Macroscopic examination: Macroscopic examination at study termination on Day 15 revealed a yellow liquid present in the stomach, duodenum, small and large intestines in female number 1 dosed at 300 mg/kg.

Effect levelsopen allclose all

Mortality:

There were no deaths during the study.

Clinical signs:

other: Piloerection was observed on Day 1 for female number 2 dosed in the preliminary study at 2000 mg/kg. This sign was seen approximately 4 hours after dosing and recovery, as judged by external appearance and behavior, was complete by 5 hours after dosing.

Gross pathology:

Macroscopic examination at study termination on Day 15 revealed a yellow liquid present in the stomach, duodenum, small and large intestines in female number 1 dosed in the preliminary study at 300 mg/kg. No abnormalities were revealed in any other animal at the macroscopic examination at this time.
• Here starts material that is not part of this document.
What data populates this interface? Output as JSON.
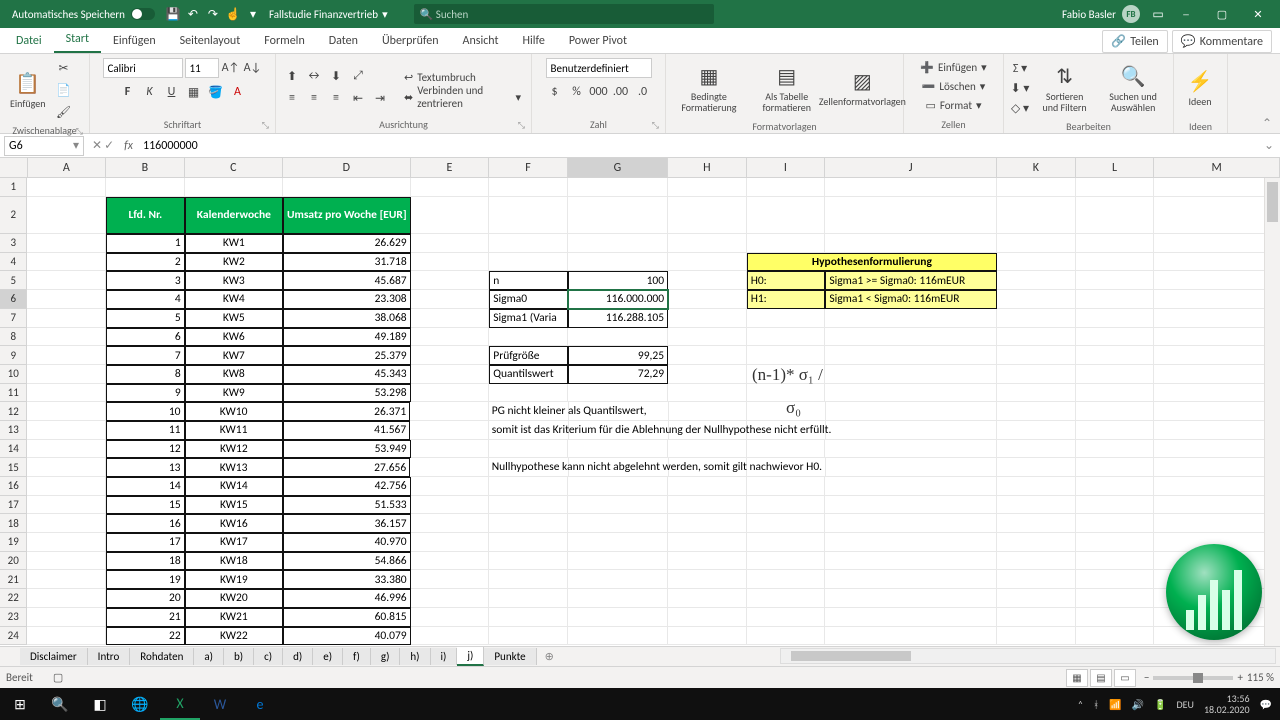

Applicant's summary and conclusion

Interpretation of results:

GHS criteria not met

Remarks:

LD50> 2000 mg/kg bw

Conclusions:

The LD50 of the substance is considered to be greater than 2000 mg/kg body weight after single oral administration to female WIST albino (RccHan) rats.

Executive summary:

In a reliable in vivo acute oral toxicity study conducted in accordance to OECD guideline 420, the substance was administered to female RccHan^TM WIST albino rats in corn oil (vehicle) as a single dose via oral gavage route. In preliminary study female rats administered 300 mg/kg bw (one animal) and 2000 mg/kg bw (one animal) dose. No deaths or signs of toxicity have been observed at any dose level. Therefore, further 4 female rats were administered the substance at 2000 mg/kg bw. All animals survived in the highest dose group of 2000 mg/kg body weight. The substance did not cause death or evident signs of toxicity. During the observation period of 15 days, no other signs of intoxication, change of health, nor any other adverse reactions were seen. Macroscopic examination of the animals at the end of the study noted that one animal dosed at 300 mg/kg bw had yellow liquid present in the stomach, duodenum, small and large intestines. No other abnormalities were revealed in any other animal at the macroscopic examination. The LD50 of the substance is considered to be greater than 2000 mg/kg bw after single oral administration to female WIST albino (RccHan) rats.